Gwyneth Keith, a veterans’ activist and advocate for adults with developmental disabilities, died June 1 at the Fowler Care Center in Fowler. She was 86.
Keith, a native of Denver, served in the Navy from 1942 until 1946, serving in the WAVES (Women Accepted for Volunteer Emergency Service).
The WAVES was formed to free men for duty at sea. Keith was a radio operator in Key West, Fla., and Havana, transmitting ship-to-shore and shore-to-shore communication, her family said.
She lobbied for veterans, was on the Colorado Board of Veterans’ Affairs for 12 years and later served on the state Selective Service Board.
Keith and her husband, the late Vincent Keith, were longtime volunteers at Platte River Industries, an agency that helps the developmentally disabled get employment training and jobs.
One of their daughters, Nancy Keith of La Junta, is developmentally disabled, and “Mom was so devoted to her,” said another daughter, Diane Keith of Bridgewater, Mass.
Gwyneth Keith was the founding president of the board and later was one of those who started a pretzel business, Auntie Anne’s Pretzels, to make money for Platte River.
“She was a creative woman with a lot of energy,” said Robert Smith, president and chief executive of Platte River Industries. Keith volunteered many hours a week during her 18 years with Platte River, raising money, doing outreach and being a liaison with government agencies.
“Some lives are ‘big’ in a quiet way,” Diane Keith said.
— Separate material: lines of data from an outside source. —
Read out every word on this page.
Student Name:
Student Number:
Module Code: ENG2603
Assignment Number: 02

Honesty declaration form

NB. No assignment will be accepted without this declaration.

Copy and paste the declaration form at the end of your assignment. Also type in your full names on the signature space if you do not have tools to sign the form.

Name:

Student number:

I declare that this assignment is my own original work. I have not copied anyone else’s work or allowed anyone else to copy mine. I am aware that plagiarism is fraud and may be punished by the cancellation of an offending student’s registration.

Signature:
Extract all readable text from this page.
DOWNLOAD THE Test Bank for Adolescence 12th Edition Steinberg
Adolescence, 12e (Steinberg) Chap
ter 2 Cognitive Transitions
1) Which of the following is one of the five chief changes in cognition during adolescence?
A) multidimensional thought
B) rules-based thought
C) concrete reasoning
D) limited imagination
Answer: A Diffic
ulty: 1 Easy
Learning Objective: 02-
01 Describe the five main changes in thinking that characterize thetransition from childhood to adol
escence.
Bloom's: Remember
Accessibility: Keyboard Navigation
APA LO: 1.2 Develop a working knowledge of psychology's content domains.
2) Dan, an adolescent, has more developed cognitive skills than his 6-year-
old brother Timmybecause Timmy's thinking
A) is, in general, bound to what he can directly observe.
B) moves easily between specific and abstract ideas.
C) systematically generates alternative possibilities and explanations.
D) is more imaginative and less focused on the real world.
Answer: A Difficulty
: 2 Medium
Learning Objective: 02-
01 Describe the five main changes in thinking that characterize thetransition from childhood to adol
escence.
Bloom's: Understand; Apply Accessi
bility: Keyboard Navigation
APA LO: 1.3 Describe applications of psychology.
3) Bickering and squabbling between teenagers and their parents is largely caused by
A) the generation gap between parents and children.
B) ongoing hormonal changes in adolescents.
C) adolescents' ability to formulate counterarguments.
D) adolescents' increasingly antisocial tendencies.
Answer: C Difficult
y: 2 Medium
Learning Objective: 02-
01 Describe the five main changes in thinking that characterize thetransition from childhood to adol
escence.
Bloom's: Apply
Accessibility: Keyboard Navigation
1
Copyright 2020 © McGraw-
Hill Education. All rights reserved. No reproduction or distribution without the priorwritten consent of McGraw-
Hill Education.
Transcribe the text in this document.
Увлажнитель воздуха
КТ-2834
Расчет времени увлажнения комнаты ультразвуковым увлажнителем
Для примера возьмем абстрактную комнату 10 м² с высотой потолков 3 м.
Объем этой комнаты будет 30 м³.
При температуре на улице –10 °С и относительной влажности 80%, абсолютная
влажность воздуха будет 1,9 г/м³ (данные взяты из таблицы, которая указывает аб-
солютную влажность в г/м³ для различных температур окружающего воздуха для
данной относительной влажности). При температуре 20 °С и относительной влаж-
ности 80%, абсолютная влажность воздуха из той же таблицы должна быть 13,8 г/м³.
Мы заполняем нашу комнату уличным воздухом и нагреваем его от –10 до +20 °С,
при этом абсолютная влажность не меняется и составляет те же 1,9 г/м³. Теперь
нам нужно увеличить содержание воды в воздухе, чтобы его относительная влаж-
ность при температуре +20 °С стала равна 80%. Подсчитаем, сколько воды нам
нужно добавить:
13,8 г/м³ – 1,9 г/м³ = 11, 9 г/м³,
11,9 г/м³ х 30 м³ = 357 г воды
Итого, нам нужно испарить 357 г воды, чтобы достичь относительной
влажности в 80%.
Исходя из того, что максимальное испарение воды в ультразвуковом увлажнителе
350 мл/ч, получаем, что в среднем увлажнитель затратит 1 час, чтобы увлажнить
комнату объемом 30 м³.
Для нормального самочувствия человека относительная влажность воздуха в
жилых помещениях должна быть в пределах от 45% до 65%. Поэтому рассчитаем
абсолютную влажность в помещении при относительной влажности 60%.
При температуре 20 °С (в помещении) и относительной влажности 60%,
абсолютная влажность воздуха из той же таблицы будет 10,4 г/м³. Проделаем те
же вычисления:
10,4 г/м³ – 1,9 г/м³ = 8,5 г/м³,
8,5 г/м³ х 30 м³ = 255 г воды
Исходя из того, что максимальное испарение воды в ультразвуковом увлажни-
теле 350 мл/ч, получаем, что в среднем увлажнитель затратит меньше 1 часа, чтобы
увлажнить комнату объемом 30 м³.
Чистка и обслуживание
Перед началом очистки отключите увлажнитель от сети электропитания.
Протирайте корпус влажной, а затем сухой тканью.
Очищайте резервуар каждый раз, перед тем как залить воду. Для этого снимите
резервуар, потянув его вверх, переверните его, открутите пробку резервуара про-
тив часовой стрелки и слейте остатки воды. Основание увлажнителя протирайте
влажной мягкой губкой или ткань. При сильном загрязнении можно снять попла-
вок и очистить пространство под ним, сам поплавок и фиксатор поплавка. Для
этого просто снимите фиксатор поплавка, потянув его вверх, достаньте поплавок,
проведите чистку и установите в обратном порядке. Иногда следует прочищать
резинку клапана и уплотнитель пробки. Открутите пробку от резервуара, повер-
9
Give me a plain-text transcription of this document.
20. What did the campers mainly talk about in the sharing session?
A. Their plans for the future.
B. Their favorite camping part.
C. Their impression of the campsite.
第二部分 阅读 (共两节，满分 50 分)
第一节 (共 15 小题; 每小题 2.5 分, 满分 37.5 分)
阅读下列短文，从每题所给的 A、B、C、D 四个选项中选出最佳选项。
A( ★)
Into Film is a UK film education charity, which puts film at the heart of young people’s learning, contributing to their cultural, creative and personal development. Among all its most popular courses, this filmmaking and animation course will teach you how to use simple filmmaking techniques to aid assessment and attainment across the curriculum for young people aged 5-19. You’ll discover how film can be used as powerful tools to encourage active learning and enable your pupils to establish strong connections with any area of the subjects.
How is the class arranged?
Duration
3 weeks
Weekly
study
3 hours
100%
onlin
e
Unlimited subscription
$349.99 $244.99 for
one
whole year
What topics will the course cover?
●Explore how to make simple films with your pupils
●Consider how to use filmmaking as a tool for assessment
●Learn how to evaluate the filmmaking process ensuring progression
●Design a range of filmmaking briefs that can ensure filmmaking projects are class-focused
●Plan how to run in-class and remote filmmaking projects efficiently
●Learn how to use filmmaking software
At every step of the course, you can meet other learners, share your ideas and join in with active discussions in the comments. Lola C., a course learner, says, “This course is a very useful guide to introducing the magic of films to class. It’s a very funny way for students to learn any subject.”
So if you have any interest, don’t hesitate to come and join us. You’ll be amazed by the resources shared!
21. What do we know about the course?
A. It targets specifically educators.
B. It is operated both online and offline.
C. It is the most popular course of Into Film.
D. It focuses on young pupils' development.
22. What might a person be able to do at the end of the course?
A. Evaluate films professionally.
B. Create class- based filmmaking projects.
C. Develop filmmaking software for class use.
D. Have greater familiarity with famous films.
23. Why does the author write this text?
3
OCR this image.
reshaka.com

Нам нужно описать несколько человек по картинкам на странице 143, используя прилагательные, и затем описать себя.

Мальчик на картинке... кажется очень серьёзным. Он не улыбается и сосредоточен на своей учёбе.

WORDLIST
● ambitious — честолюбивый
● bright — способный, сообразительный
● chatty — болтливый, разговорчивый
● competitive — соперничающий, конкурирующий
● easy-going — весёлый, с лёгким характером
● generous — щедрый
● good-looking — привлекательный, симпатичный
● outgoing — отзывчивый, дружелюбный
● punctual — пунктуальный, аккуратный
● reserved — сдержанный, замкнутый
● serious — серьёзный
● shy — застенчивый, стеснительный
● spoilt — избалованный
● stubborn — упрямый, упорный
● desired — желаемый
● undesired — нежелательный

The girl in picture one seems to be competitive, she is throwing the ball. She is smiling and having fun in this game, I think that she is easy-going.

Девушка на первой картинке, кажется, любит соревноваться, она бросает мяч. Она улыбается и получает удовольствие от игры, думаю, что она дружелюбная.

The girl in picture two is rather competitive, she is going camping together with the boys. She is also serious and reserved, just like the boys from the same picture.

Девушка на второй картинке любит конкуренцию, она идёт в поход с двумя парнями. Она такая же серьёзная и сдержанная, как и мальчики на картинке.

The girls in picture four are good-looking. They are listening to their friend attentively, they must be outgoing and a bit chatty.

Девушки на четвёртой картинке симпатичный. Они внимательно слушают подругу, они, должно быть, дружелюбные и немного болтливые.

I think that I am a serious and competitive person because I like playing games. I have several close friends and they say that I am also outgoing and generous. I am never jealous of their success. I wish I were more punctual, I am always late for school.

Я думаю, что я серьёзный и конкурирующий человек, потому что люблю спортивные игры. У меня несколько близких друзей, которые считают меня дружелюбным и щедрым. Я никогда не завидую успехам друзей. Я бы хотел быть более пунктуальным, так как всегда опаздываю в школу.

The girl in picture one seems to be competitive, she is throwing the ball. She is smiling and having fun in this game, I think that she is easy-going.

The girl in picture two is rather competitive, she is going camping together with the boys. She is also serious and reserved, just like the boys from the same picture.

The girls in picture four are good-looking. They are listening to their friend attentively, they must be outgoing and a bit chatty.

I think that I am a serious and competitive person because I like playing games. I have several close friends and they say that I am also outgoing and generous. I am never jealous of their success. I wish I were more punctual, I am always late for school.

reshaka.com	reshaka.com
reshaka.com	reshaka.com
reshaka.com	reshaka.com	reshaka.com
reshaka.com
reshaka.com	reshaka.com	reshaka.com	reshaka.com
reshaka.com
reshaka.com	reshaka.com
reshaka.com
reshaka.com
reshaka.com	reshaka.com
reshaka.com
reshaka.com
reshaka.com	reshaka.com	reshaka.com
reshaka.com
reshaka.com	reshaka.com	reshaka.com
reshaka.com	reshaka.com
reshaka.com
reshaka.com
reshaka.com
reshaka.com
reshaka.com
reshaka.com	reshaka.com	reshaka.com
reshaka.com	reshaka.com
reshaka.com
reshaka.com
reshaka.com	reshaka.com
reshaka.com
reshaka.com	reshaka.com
Keith also had an estimated 400 hippopotamus figures she had collected, in every size, material and color.
She began collecting hippos after she and her husband visited Hawaii and she saw a picture of a man holding a hippo’s head in his lap.
She always went to the zoo to visit the baby hippos. Her collection includes wood, metal, glass, concrete, plastic, ceramic and fabric hippos and salt and pepper shakers, bracelets, earrings and necklaces with hippos on them.
Her granddaughter Delaney Wendland of Massachusetts made her a purple papier-mâche hippo head, said her daughter RuAnn Keith of La Junta.
Gwyneth Imogene Collins was born in Denver on Jan. 30, 1923, and graduated from North High School.
She earned a bachelor’s degree in airline administration from the University of Denver and had a pilot’s license.
Family and friends could count on her being “slightly outrageous,” said Diane Keith, including the family story that she walked through Carlsbad Caverns wearing green cowboy boots when she was eight months pregnant.
Keith worked for Denver Public Schools in the mailroom and, after raising her family, did consumer research for 10 years, retiring in 1984.
She married Vincent Stuart Keith in 1947. He died in 1994.
In addition to her daughters, she is survived by two grandchildren.